In the construction of the Ethereum narrative in 2024-2025, Tom Lee again becomes an important driving force. He not only says that ETH will rise but also states that 'ETH will become part of corporate balance sheets,' a viewpoint that directly provides public opinion support for narrative-type operations like BitMine.
In the process of BitMine's rise, we can almost see the deep shadow of Tom Lee's rhetoric logic: using 'structural indicators' like ETH-per-share to measure fundamentals; using 'cycle logic' to explain the rationality of rapid rises; using 'institutional entry' to cover up aggressive strategies behind high-cost purchases.
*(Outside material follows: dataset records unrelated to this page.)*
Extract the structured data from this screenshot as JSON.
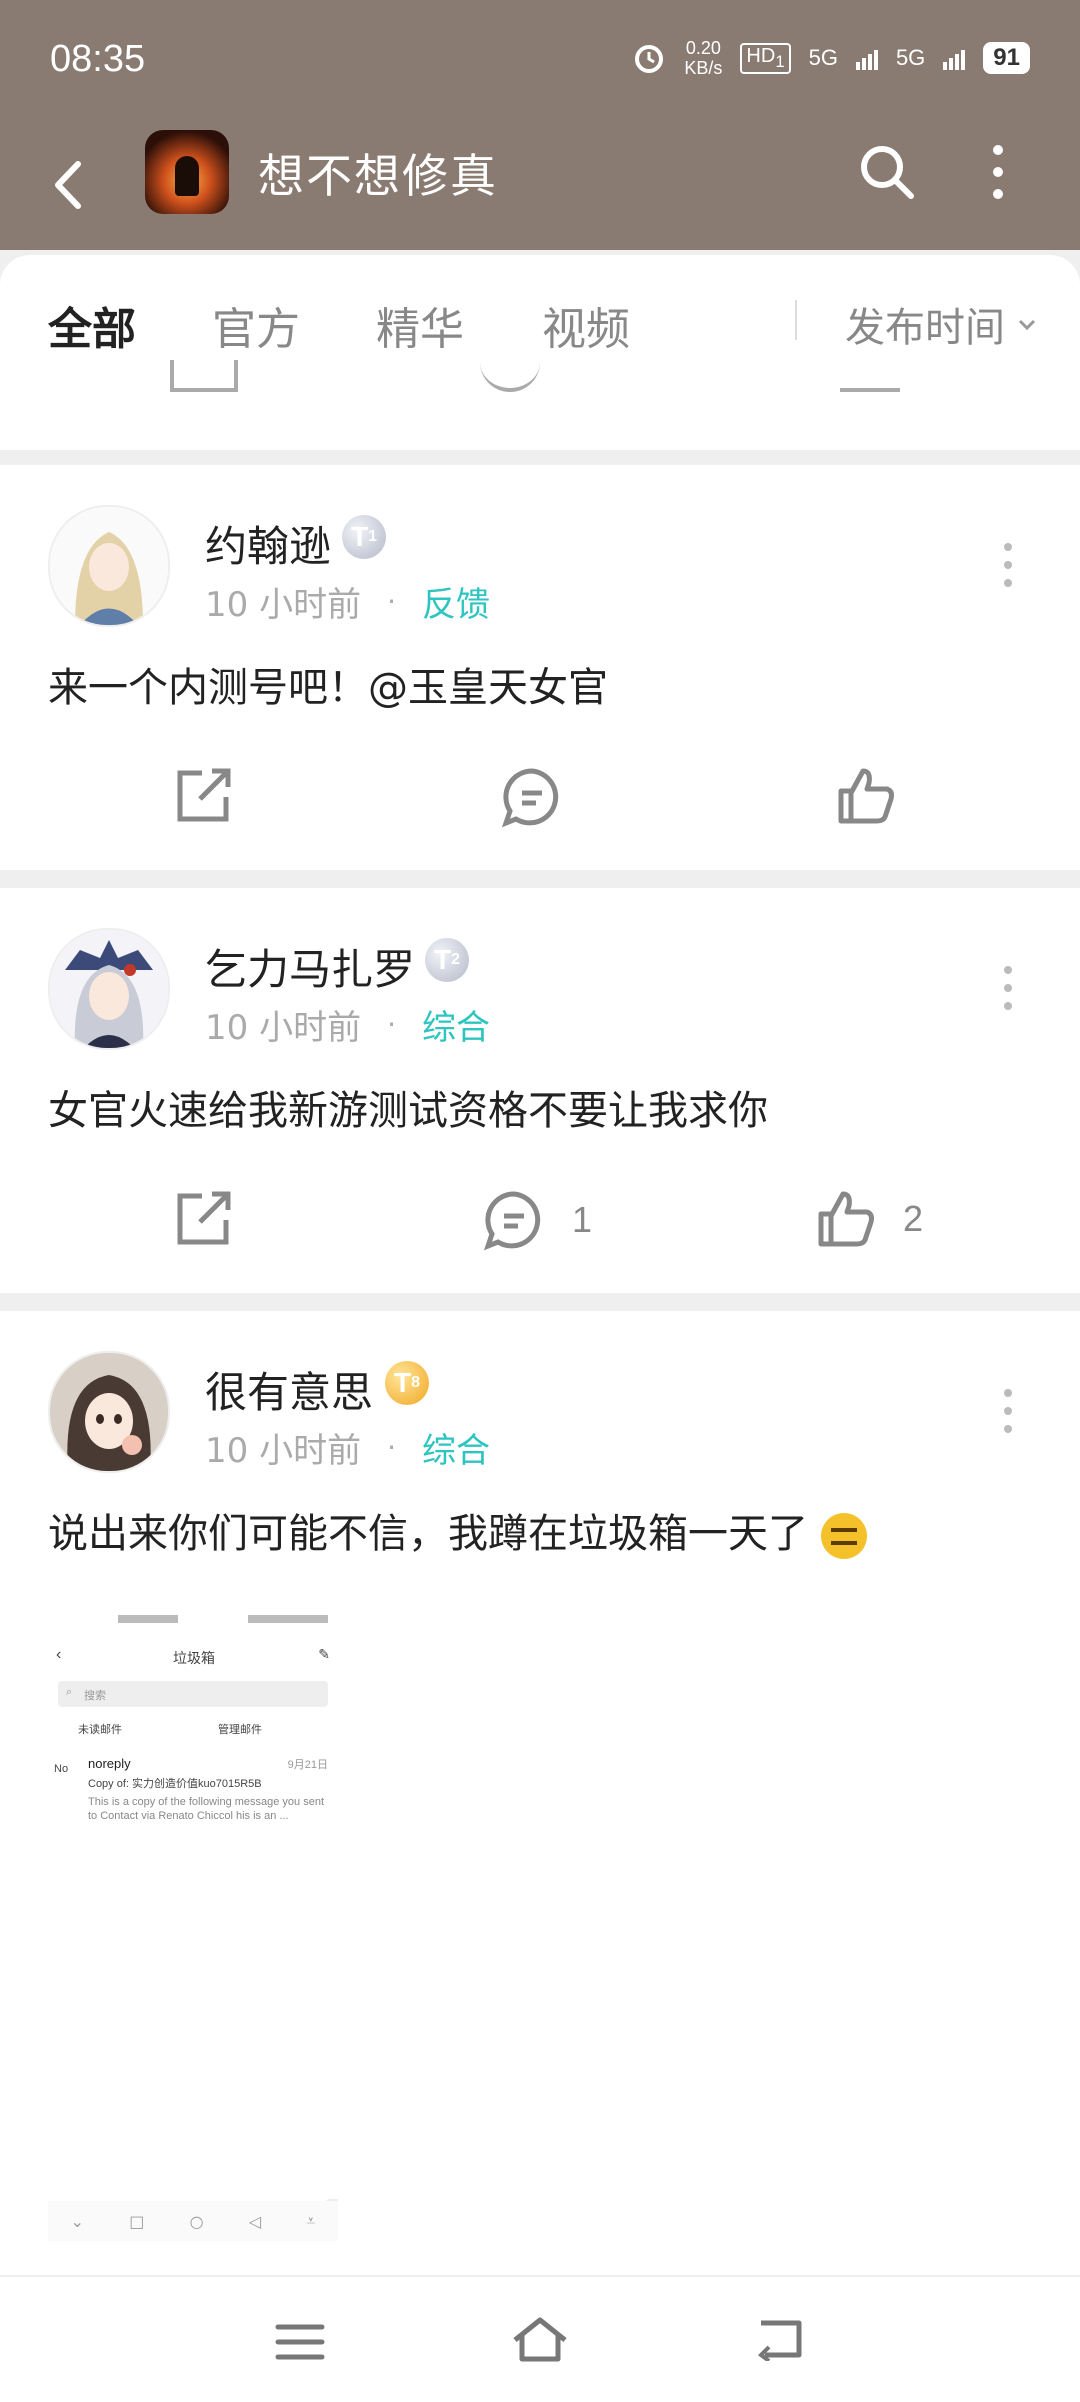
{
  "status_bar": {
    "time": "08:35",
    "net_speed_value": "0.20",
    "net_speed_unit": "KB/s",
    "hd_label": "HD",
    "sim1": "1",
    "sim2": "2",
    "network1": "5G",
    "network2": "5G",
    "battery": "91"
  },
  "header": {
    "title": "想不想修真"
  },
  "tabs": [
    {
      "label": "全部",
      "active": true
    },
    {
      "label": "官方",
      "active": false
    },
    {
      "label": "精华",
      "active": false
    },
    {
      "label": "视频",
      "active": false
    }
  ],
  "sort": {
    "label": "发布时间"
  },
  "posts": [
    {
      "username": "约翰逊",
      "level": "T",
      "level_num": "1",
      "time": "10 小时前",
      "category": "反馈",
      "text": "来一个内测号吧！@玉皇天女官",
      "comments": "",
      "likes": ""
    },
    {
      "username": "乞力马扎罗",
      "level": "T",
      "level_num": "2",
      "time": "10 小时前",
      "category": "综合",
      "text": "女官火速给我新游测试资格不要让我求你",
      "comments": "1",
      "likes": "2"
    },
    {
      "username": "很有意思",
      "level": "T",
      "level_num": "8",
      "time": "10 小时前",
      "category": "综合",
      "text": "说出来你们可能不信，我蹲在垃圾箱一天了",
      "thumbnail": {
        "title": "垃圾箱",
        "search_placeholder": "搜索",
        "btn1": "未读邮件",
        "btn2": "管理邮件",
        "sender": "noreply",
        "date": "9月21日",
        "subject": "Copy of: 实力创造价值kuo7015R5B",
        "preview": "This is a copy of the following message you sent to Contact via Renato Chiccol his is an ...",
        "avatar_text": "No"
      }
    }
  ],
  "colors": {
    "header_bg": "#8a7b72",
    "accent": "#2ec4c0"
  }
}
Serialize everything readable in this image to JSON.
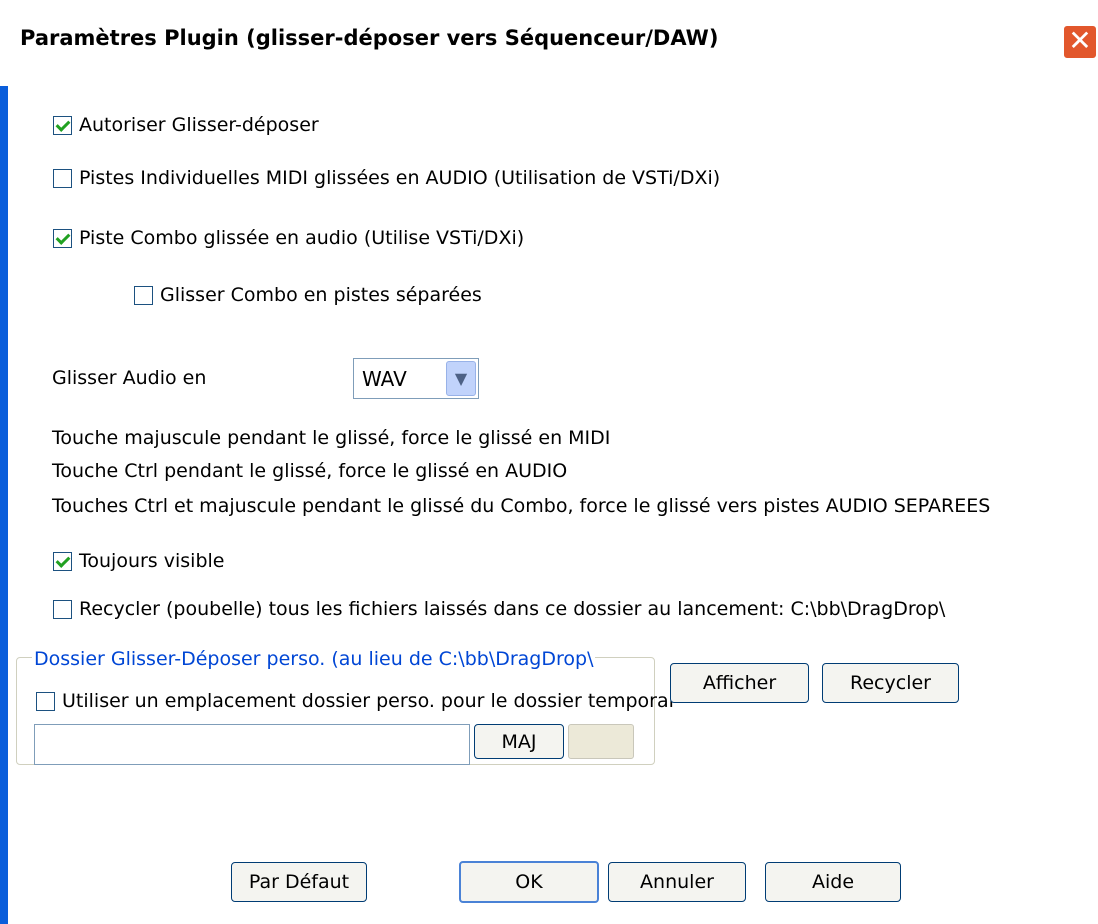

Tom Lee is definitely the king of narrative; he doesn't rely on being right but rather on making loud claims.
Epilogue
In traditional financial markets, asset prices are determined by profitability and cash flow; however, in today's world of crypto assets, prices often exist before value, and narratives frequently dominate the generation of valuations.
The rise of BitMine is not just a change in the ETH numbers in the company's balance sheet, but a narrative reconstruction around 'how to make institutions understand ETH.' SharpLink adheres to the old logic, slowly hoarding coins on-chain; BitMine, however, steps to the beat of structure and emotion, quickly completing a 'consensus turnover.'
This is not a question of who is more honest, but rather who can more quickly, clearly, and structurally turn 'crypto assets' into 'financial assets.'
Behind this, there is an even larger narrative competition quietly brewing: who will be the 'long-term valuation anchor' for ETH on Wall Street? Who will build the next mainstream model of 'ETH-per-share'? Who can turn liquidity narratives into structural income? Who will ultimately become the next dominant force in institutional pricing discourse?
The market will provide the answer. But one thing is certain: this round of the Ethereum treasury battle is no longer just a relay baton of on-chain faith.
The pricing of Ethereum's ceiling no longer belongs to the earliest bulls, but to the Wall Street capital that tells the best stories.